Именно в зеркале, в котором отражалось другое зеркало, я увидела сестру утром того дня, когда ей предстояло «исчезнуть» из нашей жизни.

То есть мне случилось увидеть именно отражение М., потому как саму Маргариту я (фактически) не видела – только ее силуэт в зеркале.

(О человеке, чей образ [отраженный] мы видим, принято говорить, что это тот или та. Расхожее, но не совсем точное определение. Правда, отражение М., на которое я в тот день взглянула, было отражением [загадочной, непостижимой] М. Я увидела отражение отражения.)

В нашем доме день всегда начинается очень рано. Зимой, еще не рассвело, а мы все уже на ногах, а бывает, и при полном параде.

Тогда был апрель. По-зимнему холодный рассвет медленно – неохотно – рассеивал темноту ночи, словно божественное око, мало-помалу озаряя свинцовое небо.

Я шла вниз и, минуя комнату М., заметила, что дверь отворена, будто ее распахнуло сквозняком. Меня это удивило: обычно М. плотно закрывала дверь, чтобы ни у кого не возникло соблазна зайти и пожелать ей доброго утра. Не устояв перед искушением, я заглянула в комнату сестры и примерно в шести футах от себя в вертикальном зеркале на внутренней стороне полуоткрытой дверцы платяного шкафа увидела отражение М. Сама она находилась в дальнем конце комнаты, стояла перед туалетным столиком с зеркалом. От неожиданности я невольно задержала на ней взгляд, толком даже не сознавая, что вижу призрачное лицо сестры в зеркале на дверце шкафа, в котором отражалось зеркало туалетного столика, – то есть смотрю на ее двойное отражение.

Теперь, двадцать два года спустя, все это вспоминается как некий таинственный сон, разгадку которого за минувшее время я так и не нашла. Напротив, вопросов только прибавилось.

(Возможно, боковым зрением я «увидела» на полу платье от Диор, но в ту минуту этого не сознавала. И если теперь, когда я вспоминаю то мгновение, мне кажется, что я отнюдь не безотчетно обратила на это внимание, значит, мой разум самым изощренным и коварным способом обманывает сам себя.)
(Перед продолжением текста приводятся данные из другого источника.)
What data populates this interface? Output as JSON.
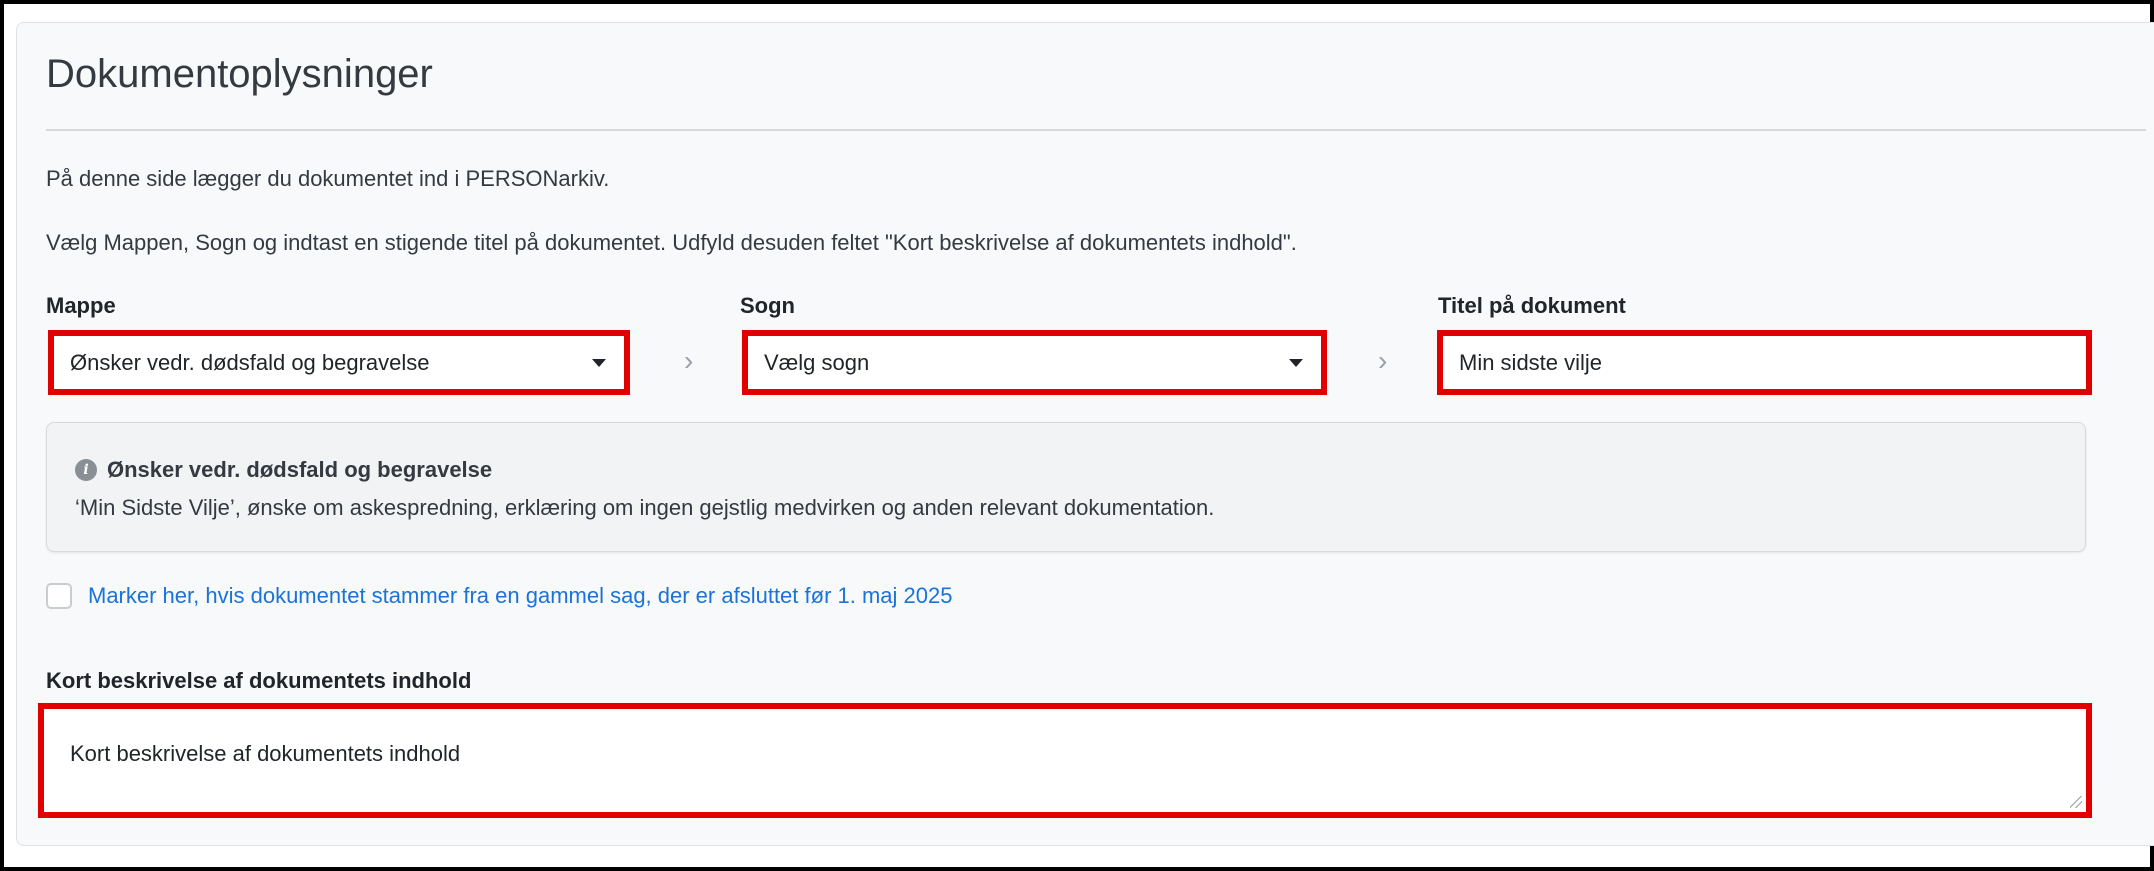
{
  "card": {
    "title": "Dokumentoplysninger",
    "intro_line1": "På denne side lægger du dokumentet ind i PERSONarkiv.",
    "intro_line2": "Vælg Mappen, Sogn og indtast en stigende titel på dokumentet. Udfyld desuden feltet \"Kort beskrivelse af dokumentets indhold\"."
  },
  "fields": {
    "mappe": {
      "label": "Mappe",
      "value": "Ønsker vedr. dødsfald og begravelse"
    },
    "sogn": {
      "label": "Sogn",
      "value": "Vælg sogn"
    },
    "titel": {
      "label": "Titel på dokument",
      "value": "Min sidste vilje"
    }
  },
  "separator_glyph": "›",
  "info_box": {
    "icon": "info-icon",
    "icon_glyph": "i",
    "title": "Ønsker vedr. dødsfald og begravelse",
    "text": "‘Min Sidste Vilje’, ønske om askespredning, erklæring om ingen gejstlig medvirken og anden relevant dokumentation."
  },
  "old_case_checkbox": {
    "label": "Marker her, hvis dokumentet stammer fra en gammel sag, der er afsluttet før 1. maj 2025",
    "checked": false
  },
  "description": {
    "label": "Kort beskrivelse af dokumentets indhold",
    "placeholder": "Kort beskrivelse af dokumentets indhold"
  },
  "colors": {
    "highlight": "#e00000",
    "link": "#1a73d9"
  }
}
(Нет, я не видела, как тонкое платье соскользнуло с голого тела сестры и белой переливчатой лужицей растеклось у ее ног. Я уверена, что не видела этого, хотя кажется, будто та картина стоит перед глазами.)

Зато я совершенно ясно помню, как моя (восхитительная) (обреченная) сестра стояла ко мне спиной в дальнем конце комнаты и расчесывала прямые белокурые волосы с серебристым отливом, отражаясь в вертикальном зеркале, к которому были прикованы мои глаза. Я наблюдала за ней с некой испуганной зачарованностью, а сама думала: «Нет, это запрещено!» Со страхом таращилась на сестру, будто была не взрослой женщиной двадцати пяти лет, сформировавшейся личностью, так сказать, а подростком. Девочкой-подростком, с малых лет благоговевшей перед (надменной, элегантной) сестрой, которая была старше меня на шесть лет.

Когда смотришь в открытую дверь на святая святых чужой жизни, возникает ощущение неловкости: ты боишься, что увидишь другого человека, сестру, в состоянии не предназначенной для твоих глаз интимности – в состоянии наготы.

Была ли М. обнаженной, когда стояла перед зеркалом туалетного столика, отражавшемся в зеркале на дверце шкафа? Белая прямая спина, идеальный изгиб талии, красивые ягодицы, бедра, стройные ноги. Линия позвоночника, изящные запястья, лодыжки.

(Разумеется), сообщая полиции, что я (мельком, совершенно непроизвольно) заглянула в комнату сестры, я ничего не сказала про то, во что была одета М. Если бы кто-то из следователей додумался спросить меня об этом (а ведь ни один не поинтересовался), я бы, морща лоб, ответила: «О, даже не знаю, в халате, наверное. В чем же еще?»

Ничто так не раздражает, как чужое любопытство, стремление постороннего человека сунуть нос в твои тайны.

Не лезьте в личную жизнь моего отца, и в мою тоже. Держитесь от нас подальше, черт бы вас побрал!

Вне сомнения, к тому времени М. уже приняла душ в своей устаревшей ванной с едва функционирующим оборудованием, где, наверное, она долго намывала шампунем длинные роскошные волосы, которые (небезосновательно полагала я) она мыла несколько раз в неделю – из тщеславия. М. гордилась собой, своей внешностью. Природа наделила ее, так сказать, «классической» красотой.